There was a bigger issue: Layne was suicidal. Bacolas said Layne wanted to jump off a nearby bridge. “He was at a very low point and dope-sick. He wanted to die at that time. I believed him.”
Shortly after, Layne and Bacolas met up with Hart and Dalrimper and went on a late-night run to a Safeway. “I remember some kid was giving [Layne] shit in the Safeway,” Bacolas recalls. “And Layne just fucking hauls off and clocks the guy.” Layne’s friends grabbed him and ran out of the store before anyone called the police. They wound up driving into a parking lot packed with partying kids. With Layne riding shotgun, Bacolas parked the car next to a pickup truck that was blasting “No Excuses.” Bacolas doesn’t know if this was coincidental or not—there may have been gossip that Layne was in the area. There were three or four kids in the pickup, and another dozen or so standing around nearby gawking at the celebrity in their midst. “They were cranking the song, and everyone’s like ‘No way, that’s not Layne Staley.’” Layne couldn’t resist. “All of the sudden, Layne just starts belting out the chorus of ‘No Excuses’ and nails it,” Bacolas said. “Right when the chorus kicks in, he just belts it, one chorus, and that’s it.
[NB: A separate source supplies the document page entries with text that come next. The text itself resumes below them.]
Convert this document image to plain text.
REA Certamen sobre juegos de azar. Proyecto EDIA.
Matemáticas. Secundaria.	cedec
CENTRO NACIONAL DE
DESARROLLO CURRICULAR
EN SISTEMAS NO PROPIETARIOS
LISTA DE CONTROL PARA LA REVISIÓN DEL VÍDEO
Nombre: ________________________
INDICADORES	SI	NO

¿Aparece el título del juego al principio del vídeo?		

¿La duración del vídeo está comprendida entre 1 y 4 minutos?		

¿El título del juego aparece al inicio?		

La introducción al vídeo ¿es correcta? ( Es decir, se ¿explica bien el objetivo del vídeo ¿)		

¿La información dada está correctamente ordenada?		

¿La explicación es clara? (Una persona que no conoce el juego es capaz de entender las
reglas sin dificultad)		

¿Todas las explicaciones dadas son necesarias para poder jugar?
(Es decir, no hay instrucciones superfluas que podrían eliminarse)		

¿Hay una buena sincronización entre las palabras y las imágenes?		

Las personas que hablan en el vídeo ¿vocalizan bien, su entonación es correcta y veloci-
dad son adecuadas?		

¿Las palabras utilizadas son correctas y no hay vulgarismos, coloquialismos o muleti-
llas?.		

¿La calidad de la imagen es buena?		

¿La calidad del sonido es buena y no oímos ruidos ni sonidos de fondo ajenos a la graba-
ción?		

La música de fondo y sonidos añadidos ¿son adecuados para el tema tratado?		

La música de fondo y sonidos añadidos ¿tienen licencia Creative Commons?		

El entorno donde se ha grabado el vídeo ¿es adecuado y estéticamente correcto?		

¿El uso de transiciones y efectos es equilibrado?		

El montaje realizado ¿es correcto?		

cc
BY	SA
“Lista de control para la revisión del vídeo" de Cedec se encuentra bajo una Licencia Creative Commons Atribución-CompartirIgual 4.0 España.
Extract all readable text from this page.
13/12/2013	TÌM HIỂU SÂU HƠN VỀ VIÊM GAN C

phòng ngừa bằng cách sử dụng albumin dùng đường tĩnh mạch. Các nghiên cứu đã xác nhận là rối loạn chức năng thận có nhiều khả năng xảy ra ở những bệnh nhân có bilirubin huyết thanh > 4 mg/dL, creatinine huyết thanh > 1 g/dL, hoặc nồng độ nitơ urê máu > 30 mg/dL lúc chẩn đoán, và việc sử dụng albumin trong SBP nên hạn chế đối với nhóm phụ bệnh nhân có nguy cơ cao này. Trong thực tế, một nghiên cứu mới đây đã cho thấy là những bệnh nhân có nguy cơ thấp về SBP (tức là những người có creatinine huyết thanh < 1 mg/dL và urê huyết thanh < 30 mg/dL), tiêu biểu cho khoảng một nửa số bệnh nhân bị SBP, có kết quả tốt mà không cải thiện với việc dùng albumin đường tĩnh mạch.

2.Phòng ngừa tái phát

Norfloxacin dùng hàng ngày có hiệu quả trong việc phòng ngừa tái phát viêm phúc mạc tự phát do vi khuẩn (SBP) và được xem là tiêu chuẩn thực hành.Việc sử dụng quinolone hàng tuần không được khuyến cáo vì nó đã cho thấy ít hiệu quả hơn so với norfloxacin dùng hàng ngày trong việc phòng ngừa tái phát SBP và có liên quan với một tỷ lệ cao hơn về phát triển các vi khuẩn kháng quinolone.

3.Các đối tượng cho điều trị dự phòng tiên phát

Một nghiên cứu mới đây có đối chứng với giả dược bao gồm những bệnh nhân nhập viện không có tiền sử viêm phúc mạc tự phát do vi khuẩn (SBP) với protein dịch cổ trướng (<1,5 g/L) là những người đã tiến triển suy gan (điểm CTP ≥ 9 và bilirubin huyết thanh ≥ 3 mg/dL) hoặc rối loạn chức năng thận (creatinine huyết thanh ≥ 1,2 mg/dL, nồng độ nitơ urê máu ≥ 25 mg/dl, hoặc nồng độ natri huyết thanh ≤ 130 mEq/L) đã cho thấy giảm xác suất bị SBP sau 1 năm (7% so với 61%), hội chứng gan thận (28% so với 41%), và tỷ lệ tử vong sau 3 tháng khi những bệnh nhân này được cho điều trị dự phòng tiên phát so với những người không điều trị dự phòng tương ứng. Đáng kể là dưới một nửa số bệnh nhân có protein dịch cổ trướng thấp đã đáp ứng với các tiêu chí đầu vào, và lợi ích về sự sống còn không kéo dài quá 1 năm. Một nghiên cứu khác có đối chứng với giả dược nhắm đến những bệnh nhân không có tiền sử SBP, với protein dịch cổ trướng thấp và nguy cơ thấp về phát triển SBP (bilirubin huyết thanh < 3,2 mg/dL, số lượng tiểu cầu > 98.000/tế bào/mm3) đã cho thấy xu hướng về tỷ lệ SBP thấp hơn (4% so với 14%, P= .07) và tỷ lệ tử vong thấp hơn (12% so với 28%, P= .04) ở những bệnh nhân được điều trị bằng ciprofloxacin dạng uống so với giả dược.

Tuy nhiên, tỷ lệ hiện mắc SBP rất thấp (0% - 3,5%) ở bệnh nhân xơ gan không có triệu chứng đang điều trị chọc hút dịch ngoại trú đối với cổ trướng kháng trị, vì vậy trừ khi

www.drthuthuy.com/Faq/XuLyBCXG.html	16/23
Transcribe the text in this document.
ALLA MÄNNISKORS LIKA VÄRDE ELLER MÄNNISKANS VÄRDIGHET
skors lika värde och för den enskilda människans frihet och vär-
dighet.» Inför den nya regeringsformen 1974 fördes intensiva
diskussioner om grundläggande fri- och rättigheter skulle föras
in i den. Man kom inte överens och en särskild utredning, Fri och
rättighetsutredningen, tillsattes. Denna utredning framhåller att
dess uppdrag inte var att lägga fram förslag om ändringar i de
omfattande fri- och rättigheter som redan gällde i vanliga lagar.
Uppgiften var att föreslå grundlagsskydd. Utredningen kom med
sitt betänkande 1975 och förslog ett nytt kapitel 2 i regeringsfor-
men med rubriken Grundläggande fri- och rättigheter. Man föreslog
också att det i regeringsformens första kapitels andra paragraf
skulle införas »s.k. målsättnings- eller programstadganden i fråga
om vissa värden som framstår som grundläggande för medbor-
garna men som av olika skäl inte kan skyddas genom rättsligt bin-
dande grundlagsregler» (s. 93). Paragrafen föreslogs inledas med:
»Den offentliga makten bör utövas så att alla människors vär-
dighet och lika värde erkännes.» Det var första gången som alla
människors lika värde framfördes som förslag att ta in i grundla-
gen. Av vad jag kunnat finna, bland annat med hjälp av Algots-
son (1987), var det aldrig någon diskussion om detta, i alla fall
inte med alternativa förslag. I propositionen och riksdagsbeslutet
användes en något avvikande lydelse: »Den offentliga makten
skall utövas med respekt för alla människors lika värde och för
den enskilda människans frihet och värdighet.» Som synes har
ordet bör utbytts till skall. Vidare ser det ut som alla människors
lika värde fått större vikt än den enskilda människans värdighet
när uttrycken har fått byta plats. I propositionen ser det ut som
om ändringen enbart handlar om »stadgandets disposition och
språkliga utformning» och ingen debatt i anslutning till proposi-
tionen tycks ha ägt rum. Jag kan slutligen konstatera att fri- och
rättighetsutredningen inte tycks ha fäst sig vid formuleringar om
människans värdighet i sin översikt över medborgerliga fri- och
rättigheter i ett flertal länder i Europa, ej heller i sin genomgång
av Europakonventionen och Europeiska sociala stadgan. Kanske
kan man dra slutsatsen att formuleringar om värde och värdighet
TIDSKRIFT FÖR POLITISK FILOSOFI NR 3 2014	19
It just shut everybody up. There was no question that that’s him now.”
Michelle Ahern-Crane hadn’t heard from Layne in a few days when she got a message on her answering machine. “Hey, sorry I haven’t been in touch. I went out of town,” she recalls him saying. “I’ll see you as soon as I get back.” Layne didn’t tell her what he was doing or where he was, but Ahern-Crane may have had some idea. “I’m kind of guessing maybe it was some attempt at kicking or something along those lines.” It’s possible the call happened during this camping trip.